Knot Interested: Got the Bends
No we aren't talking about decompression sickness today. We are continuing our exploration of knot types. Next up: BENDS! (however I couldn't resist thinking up some clever alternate names for today's blog, e.g. "Bends: Knots under pressure", or "Bends: Bad for divers, good for the rest of us.")
In our Knot Interested series, we have learned so far that:
A loop is a rope attached to itself.
A hitch is a rope attached to an object.
And now, a bend is a rope end attached to another rope end.
Bends are designed to join two ropes. A good bend will hold two ropes together without slipping. That much is pretty straightforward.
Some other things to consider when choosing which bend to use are:
Strength- Any knot weakens a rope, but some do this more than others.
Ease of tying- When you are on a cliff face and need to attach two ropes, you probably don't want to use one that takes more than a few seconds to tie.
Ease of untying-In some situations, lack of speed can mean a loss of money or a loss of life.
Diameter of ropes- Not all bends allow you to attach a large diameter rope to a small diameter one.
Can the line be shortened while in the knot?- or will you have to untie it and start again?
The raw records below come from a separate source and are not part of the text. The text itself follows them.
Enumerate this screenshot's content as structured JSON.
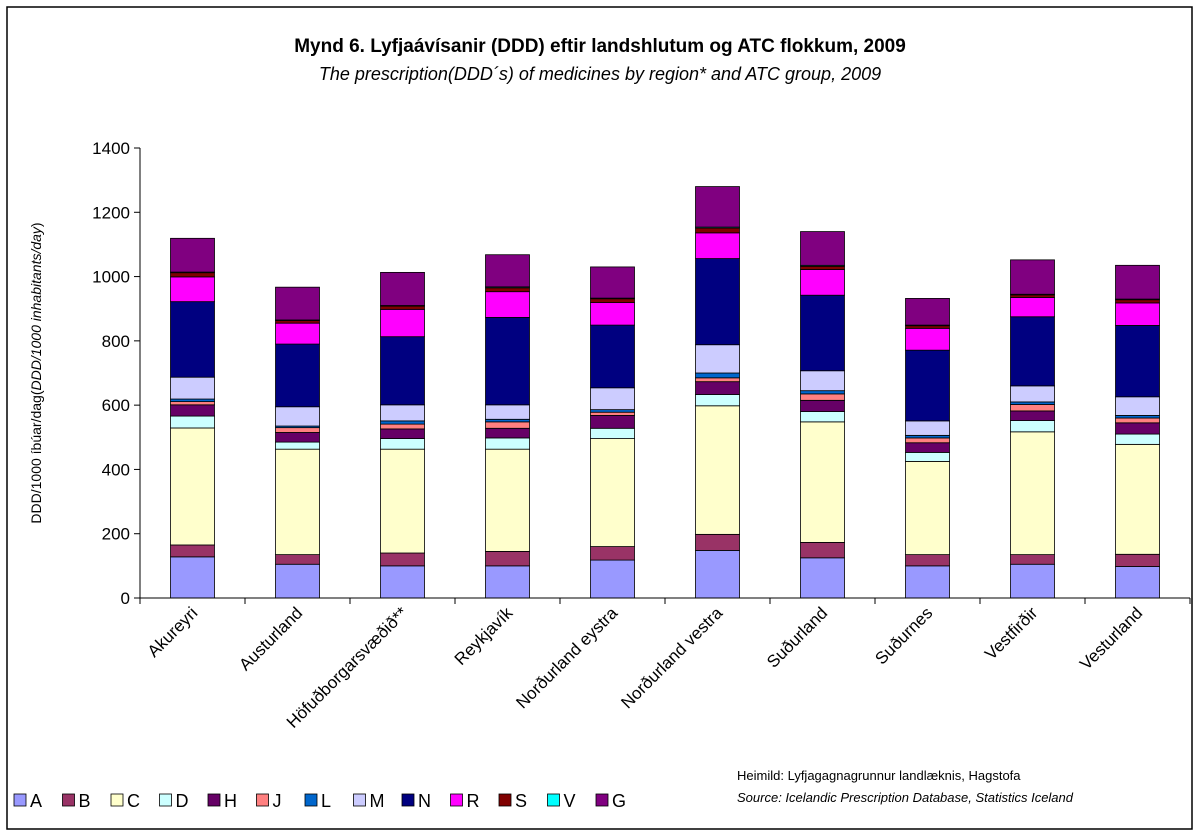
{
  "chart_data": {
    "type": "stacked_bar",
    "title": "Mynd 6.  Lyfjaávísanir (DDD) eftir landshlutum og ATC flokkum, 2009",
    "subtitle": "The prescription(DDD´s) of medicines by region* and ATC group, 2009",
    "y_label": [
      "DDD/1000 íbúar/dag(",
      "DDD/1000 inhabitants/day",
      ")"
    ],
    "source": [
      "Heimild: Lyfjagagnagrunnur landlæknis, Hagstofa",
      "Source: Icelandic Prescription Database, Statistics Iceland"
    ],
    "categories": [
      "Akureyri",
      "Austurland",
      "Höfuðborgarsvæðið**",
      "Reykjavík",
      "Norðurland eystra",
      "Norðurland vestra",
      "Suðurland",
      "Suðurnes",
      "Vestfirðir",
      "Vesturland"
    ],
    "ylim": [
      0,
      1400
    ],
    "yticks": [
      0,
      200,
      400,
      600,
      800,
      1000,
      1200,
      1400
    ],
    "grid": false,
    "legend": "bottom",
    "series": [
      {
        "name": "A",
        "color": "#9999ff",
        "values": [
          128,
          105,
          100,
          100,
          118,
          148,
          125,
          100,
          105,
          98
        ]
      },
      {
        "name": "B",
        "color": "#993366",
        "values": [
          37,
          30,
          40,
          45,
          42,
          50,
          48,
          35,
          30,
          38
        ]
      },
      {
        "name": "C",
        "color": "#ffffcc",
        "values": [
          364,
          328,
          323,
          318,
          336,
          400,
          375,
          290,
          382,
          342
        ]
      },
      {
        "name": "D",
        "color": "#ccffff",
        "values": [
          37,
          22,
          33,
          35,
          32,
          35,
          32,
          28,
          35,
          32
        ]
      },
      {
        "name": "H",
        "color": "#660066",
        "values": [
          35,
          30,
          30,
          30,
          40,
          40,
          35,
          30,
          30,
          35
        ]
      },
      {
        "name": "J",
        "color": "#ff8080",
        "values": [
          10,
          15,
          15,
          20,
          10,
          12,
          20,
          15,
          20,
          15
        ]
      },
      {
        "name": "L",
        "color": "#0066cc",
        "values": [
          8,
          5,
          10,
          8,
          8,
          15,
          10,
          8,
          8,
          8
        ]
      },
      {
        "name": "M",
        "color": "#ccccff",
        "values": [
          68,
          60,
          50,
          45,
          68,
          88,
          62,
          45,
          50,
          58
        ]
      },
      {
        "name": "N",
        "color": "#000080",
        "values": [
          235,
          195,
          212,
          272,
          195,
          268,
          235,
          220,
          215,
          222
        ]
      },
      {
        "name": "R",
        "color": "#ff00ff",
        "values": [
          77,
          65,
          85,
          80,
          70,
          80,
          80,
          68,
          60,
          70
        ]
      },
      {
        "name": "S",
        "color": "#800000",
        "values": [
          13,
          8,
          10,
          12,
          12,
          15,
          10,
          8,
          8,
          10
        ]
      },
      {
        "name": "V",
        "color": "#00ffff",
        "values": [
          2,
          2,
          2,
          3,
          2,
          3,
          3,
          2,
          2,
          2
        ]
      },
      {
        "name": "G",
        "color": "#800080",
        "values": [
          105,
          102,
          103,
          100,
          97,
          126,
          105,
          83,
          107,
          105
        ]
      }
    ]
  }
}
Are You Ready for Some Alliteration?
Here are 5 bends, each performing a unique task. They have all been nicknamed, because why not? Learn them. It's time to stop making bad bends.
1. A Bad Bend
A square knot is not suitable for use as a bend, but you'd be surprised by how many people attempt to join ropes together by tying two overhand knots. No matter what direction those knots are tied in (overhand vs underhand), they do not form a secure bend. Don't use a square knot as a bend—it will not hold!
2. A Basic bend
To the untrained eye, this may appear nearly identical to a square knot, but there is one small difference: the sheet bend works! It should be noted that this bend is for non-critical use as it can still tend to roll under a heavy load. A major advantage to the sheet bend is that it can be tied between ropes when their diameters are very different.
3. A Belay Bend
A form of this knot is used to attach a climbing rope to the climber's harness (usually called the figure 8 knot). This knot, used as a bend, is one of the strongest and most reliable. It is tied by forming a figure 8 knot, and then following it through in reverse with the other rope.
4. An Unbreakable Bend
Double fisherman's knot
This is arguably the strongest method of joining two ropes. The downside is that it is incredibly hard to untie, especially after being subjected to a load. This is the ideal knot for making climbing prusiks and for other semi-permanent rope joining purposes. In essence, this bend is two double overhand knots tied around each other's standing ends.
5. A Best-of-Both-Worlds Bend
This is an unusual one. Named after the flying airship, which was in turn named after its designer, Ferdinand Graf von Zeppelin, the story goes like this: To anchor a zeppelin to the ground, they needed a knot that was 1) Easy to tie, 2) Easy to untie under heavy strain, and 3) Extremely secure. The writer of this blog is still getting the "easy to tie" part down, but the design is truly simple. Form a loop with each cord, and stick the working end of each through the stacked loops.
The accuracy of the above story and the usefulness of the knot has been largely questioned for a couple of reasons: a bend would be a strange way to anchor an airship, the person who reportedly used the knot on his zeppelin denied knowledge of the knot, and the zeppelin knot cannot be untied under a load unless it is double slipped. (That means loops are inserted instead of the ends, such as in a shoelace bow.) An internet search for a "Double-Slipped Zeppelin Bend" came up empty, so I am definitely going to take credit for that one!
Today's comment questions: Have you been guilty of trying to use a square knot as a bend? Have YOU ever invented a knot? I thought knot.